Essential proteins are crucial for cellular life and thus, identification of essential proteins is an important topic and a challenging problem for researchers. Recently lots of computational approaches have been proposed to handle this problem. However, traditional centrality methods cannot fully represent the topological features of biological networks. In addition, identifying essential proteins is an imbalanced learning problem; but few current shallow machine learning-based methods are designed to handle the imbalanced characteristics.
We develop DeepEP based on a deep learning framework that uses the node2vec technique, multi-scale convolutional neural networks and a sampling technique to identify essential proteins. In DeepEP, the node2vec technique is applied to automatically learn topological and semantic features for each protein in protein-protein interaction (PPI) network. Gene expression profiles are treated as images and multi-scale convolutional neural networks are applied to extract their patterns. In addition, DeepEP uses a sampling method to alleviate the imbalanced characteristics. The sampling method samples the same number of the majority and minority samples in a training epoch, which is not biased to any class in training process. The experimental results show that DeepEP outperforms traditional centrality methods. Moreover, DeepEP is better than shallow machine learning-based methods. Detailed analyses show that the dense vectors which are generated by node2vec technique contribute a lot to the improved performance. It is clear that the node2vec technique effectively captures the topological and semantic properties of PPI network. The sampling method also improves the performance of identifying essential proteins.
We demonstrate that DeepEP improves the prediction performance by integrating multiple deep learning techniques and a sampling method. DeepEP is more effective than existing methods.

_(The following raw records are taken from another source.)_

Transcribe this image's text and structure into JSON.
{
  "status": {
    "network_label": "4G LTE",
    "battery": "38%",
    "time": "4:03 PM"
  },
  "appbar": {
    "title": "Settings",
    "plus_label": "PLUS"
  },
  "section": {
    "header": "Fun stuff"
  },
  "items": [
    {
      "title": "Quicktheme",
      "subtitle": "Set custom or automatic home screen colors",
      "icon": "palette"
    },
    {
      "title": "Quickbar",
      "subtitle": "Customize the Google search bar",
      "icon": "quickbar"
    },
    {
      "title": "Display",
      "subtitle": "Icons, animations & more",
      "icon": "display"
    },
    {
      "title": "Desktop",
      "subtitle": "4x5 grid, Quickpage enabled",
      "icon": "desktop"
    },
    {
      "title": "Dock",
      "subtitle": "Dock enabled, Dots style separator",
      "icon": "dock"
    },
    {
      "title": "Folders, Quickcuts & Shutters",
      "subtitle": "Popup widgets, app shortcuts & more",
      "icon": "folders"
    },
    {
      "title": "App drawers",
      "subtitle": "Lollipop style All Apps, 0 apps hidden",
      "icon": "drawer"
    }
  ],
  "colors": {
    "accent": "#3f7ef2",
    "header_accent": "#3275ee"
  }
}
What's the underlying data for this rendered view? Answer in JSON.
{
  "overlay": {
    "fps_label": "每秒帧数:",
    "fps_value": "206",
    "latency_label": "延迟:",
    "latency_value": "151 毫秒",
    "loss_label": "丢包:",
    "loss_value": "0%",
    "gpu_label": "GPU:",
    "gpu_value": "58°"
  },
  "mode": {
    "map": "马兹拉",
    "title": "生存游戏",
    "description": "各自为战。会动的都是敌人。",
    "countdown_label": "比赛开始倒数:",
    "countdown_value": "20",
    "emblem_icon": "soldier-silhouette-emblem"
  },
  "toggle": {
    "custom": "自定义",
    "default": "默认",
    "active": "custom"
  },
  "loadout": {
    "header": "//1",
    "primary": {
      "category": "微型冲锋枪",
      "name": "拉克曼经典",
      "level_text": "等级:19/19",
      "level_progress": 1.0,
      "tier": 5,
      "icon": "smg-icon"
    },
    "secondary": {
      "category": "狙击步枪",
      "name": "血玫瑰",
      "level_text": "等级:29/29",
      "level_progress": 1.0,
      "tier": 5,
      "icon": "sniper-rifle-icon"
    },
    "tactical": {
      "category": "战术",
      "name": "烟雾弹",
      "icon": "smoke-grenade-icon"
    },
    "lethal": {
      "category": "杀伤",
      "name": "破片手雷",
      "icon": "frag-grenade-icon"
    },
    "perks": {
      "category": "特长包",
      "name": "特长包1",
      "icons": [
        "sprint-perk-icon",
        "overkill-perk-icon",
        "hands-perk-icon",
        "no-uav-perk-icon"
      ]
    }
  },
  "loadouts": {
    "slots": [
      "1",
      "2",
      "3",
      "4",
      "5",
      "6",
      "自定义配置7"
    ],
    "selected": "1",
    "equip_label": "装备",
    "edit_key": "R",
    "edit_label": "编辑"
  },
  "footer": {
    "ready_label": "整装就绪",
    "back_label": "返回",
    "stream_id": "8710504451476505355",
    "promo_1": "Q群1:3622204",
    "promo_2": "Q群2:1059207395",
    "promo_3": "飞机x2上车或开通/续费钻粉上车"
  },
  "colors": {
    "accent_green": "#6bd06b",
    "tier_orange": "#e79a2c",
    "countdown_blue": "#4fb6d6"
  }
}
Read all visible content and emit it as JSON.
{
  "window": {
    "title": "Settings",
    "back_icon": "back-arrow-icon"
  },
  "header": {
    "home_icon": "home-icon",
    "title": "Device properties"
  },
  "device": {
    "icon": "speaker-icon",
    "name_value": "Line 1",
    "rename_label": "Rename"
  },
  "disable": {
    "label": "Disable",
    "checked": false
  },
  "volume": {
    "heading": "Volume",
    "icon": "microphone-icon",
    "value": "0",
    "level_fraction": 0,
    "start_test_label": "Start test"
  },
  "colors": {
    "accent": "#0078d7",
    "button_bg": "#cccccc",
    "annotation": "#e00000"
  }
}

必需蛋白对细胞生命至关重要,因此,鉴定必需蛋白是研究人员的一个重要课题和具有挑战性的问题。最近已经提出了许多计算方法来处理这个问题。然而,传统的中心性方法不能充分表示生物网络的拓扑特征。此外,鉴定必需蛋白是一个不平衡的学习问题,但目前很少有基于浅层机器学习的方法被设计来处理不平衡的特点。
我们基于深度学习框架开发了 DeepEP,该框架使用 node2vec 技术、多尺度卷积神经网络和采样技术来识别必需蛋白。在 DeepEP 中,node2vec 技术被应用于自动学习蛋白质-蛋白质相互作用 (PPI) 网络中每个蛋白质的拓扑和语义特征。基因表达谱被视为图像,多尺度卷积神经网络被应用于提取其模式。此外,DeepEP 使用了一种采样方法来缓解不平衡的特点。该采样方法在一个训练时期中对多数和少数样本进行相同数量的采样,在训练过程中不会偏向任何一个类别。实验结果表明,DeepEP 优于传统的中心性方法。此外,DeepEP 优于基于浅层机器学习的方法。详细分析表明,node2vec 技术生成的密集向量对提高性能贡献很大。很明显,node2vec 技术有效地捕捉了 PPI 网络的拓扑和语义特性。采样方法也提高了识别必需蛋白的性能。
我们证明了 DeepEP 通过整合多种深度学习技术和采样方法来提高预测性能。DeepEP 比现有的方法更有效。